American entrepreneur Jim Rohn pointed out we must all choose between the pain of discipline or the pain of regret, except the former weighs ounces while the latter tons. However, the right choice isn’t always obvious.

At work, as in other parts of our life, we are creatures of habit. From the way we conduct meetings, check emails and engage with others, we have a series of routine behaviours that have a huge effect on our daily performance. However, most of us just accept the habits without questioning them. And even if we do realise that a habit is delivering less than satisfactory results, we don’t change. Why is that? There are four main reasons for this:

  1. We tell ourselves we just don’t have time to change
  2. We rationalise it as being ‘not that bad’, certainly not bad enough to warrant the effort required to change
  3. We put it in the too hard basket
  4. We don’t believe we can change

By not properly evaluating our habits or taking the necessary steps to change the ones that aren’t working, we compromise our true potential. For leaders, it gets worse. Often the habits that impact their potential encourage similar habits in others.

The greatest power we possess is the power to choose. We can choose to install a better habit that requires discipline and perseverance. The alternative often results in later regret when we pay the price for not doing what we could or should have done.

So what are some of the key habits leaders might consider changing?

  • Poor delegation – this leads to an ineffective use of the leader’s time plus can inhibit development of others who feel disempowered to make decisions
  • Managing by time – this encourages a ‘working longer hours’ culture instead of a ‘results-based’ culture where team members own the outcome
  • Using outdated technology – trying to be effective using inefficient technology is a big time waster. There is often a smarter way to do things, and it is a leader’s job, with help from their team, to find and implement it
  • Listening to respond, rather than to understand – Know-it-all leaders struggle to harness the power of the collective mind. This leads to a lack of engagement and often suboptimal choices.
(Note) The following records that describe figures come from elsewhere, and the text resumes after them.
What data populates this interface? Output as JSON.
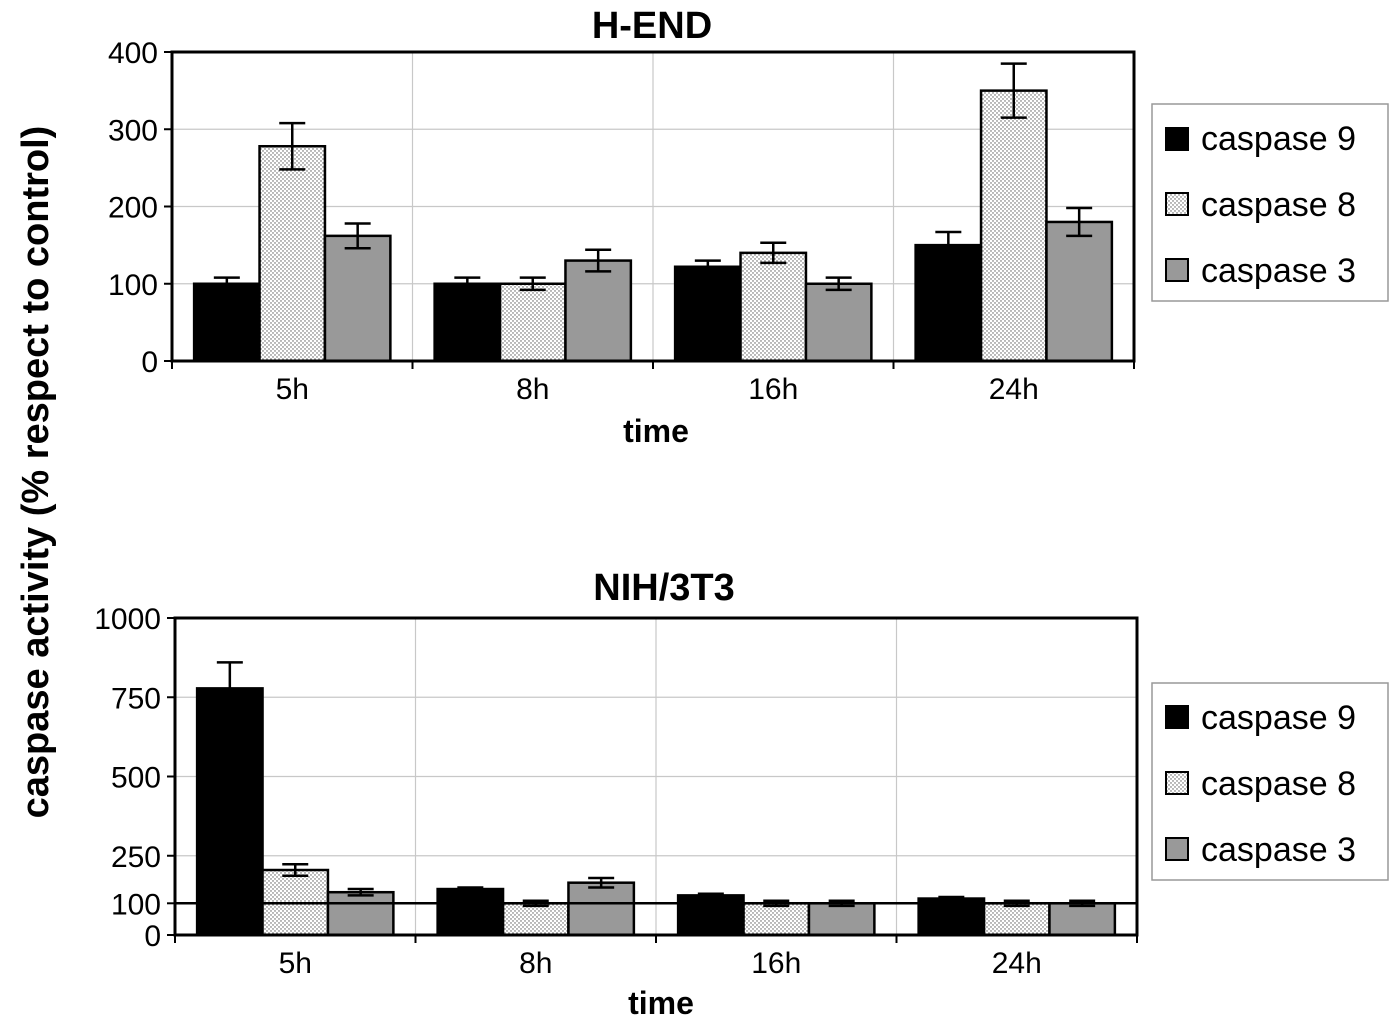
{
  "ylabel": "caspase activity (% respect to control)",
  "colors": {
    "caspase 9": "#000000",
    "caspase 8": "#f4f4f4",
    "caspase 3": "#999999"
  },
  "chart_data": [
    {
      "type": "bar",
      "title": "H-END",
      "xlabel": "time",
      "ylabel": "caspase activity (% respect to control)",
      "categories": [
        "5h",
        "8h",
        "16h",
        "24h"
      ],
      "ylim": [
        0,
        400
      ],
      "yticks": [
        "0",
        "100",
        "200",
        "300",
        "400"
      ],
      "grid": true,
      "legend": "right",
      "series": [
        {
          "name": "caspase 9",
          "values": [
            100,
            100,
            122,
            150
          ],
          "errors": [
            8,
            8,
            8,
            17
          ]
        },
        {
          "name": "caspase 8",
          "values": [
            278,
            100,
            140,
            350
          ],
          "errors": [
            30,
            8,
            13,
            35
          ]
        },
        {
          "name": "caspase 3",
          "values": [
            162,
            130,
            100,
            180
          ],
          "errors": [
            16,
            14,
            8,
            18
          ]
        }
      ]
    },
    {
      "type": "bar",
      "title": "NIH/3T3",
      "xlabel": "time",
      "ylabel": "caspase activity (% respect to control)",
      "categories": [
        "5h",
        "8h",
        "16h",
        "24h"
      ],
      "ylim": [
        0,
        1000
      ],
      "yticks": [
        "0",
        "100",
        "250",
        "500",
        "750",
        "1000"
      ],
      "reference_line": 100,
      "grid": true,
      "legend": "right",
      "series": [
        {
          "name": "caspase 9",
          "values": [
            778,
            145,
            125,
            115
          ],
          "errors": [
            82,
            5,
            5,
            5
          ]
        },
        {
          "name": "caspase 8",
          "values": [
            205,
            100,
            100,
            100
          ],
          "errors": [
            18,
            8,
            8,
            8
          ]
        },
        {
          "name": "caspase 3",
          "values": [
            135,
            165,
            100,
            100
          ],
          "errors": [
            10,
            15,
            8,
            8
          ]
        }
      ]
    }
  ]
}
Of course, there are many more examples than the ones listed above. The challenge we often face is that we see the issues in others easier than we can see them in ourselves. If you don’t recognise something is an issue, it is pretty hard to do anything about it.

Each leader should frequently focus on two key frames of reference: ‘me and the best version of me’. There is always a gap between the two, and the only way to bridge the gap is to be aware and take action. This requires a disciplined approach if you are looking to install better habits.

Ask: How am I better leader now than I was a month ago? And what specifically will I do this month to improve further?

This, of course, extends to other parts of life as well including family, friends, health and wellbeing. Too often we get caught up in the busyness of life without stopping to reflect, reset and then take positive steps to improve. The most successful people I know take time out regularly to reflect while taking appropriate action to get a bit better in important work and life areas.

“You are what you repeatedly do. Excellence is not an act, but a habit.” – Michael Altshuler

There is a plenty of conflicting research on how long it takes to change a habit. Twenty-one days is the most popular timeframe, building on the 1950s work from Dr Maxwell Maltz, author of Psycho-Cybernetics. He actually said it was a “minimum” of 21 days, while more recent research by health psychologist Phillippa Lally and colleagues at University College London, suggests habit formation takes, on average, 66 days. From my experience, the time frame varies for each person and for each habit, based on a number of key factors (for example, habit entrenchment). Regardless of timing, the sooner you begin to take positive action, the better.

Which habit will you commit to changing this month?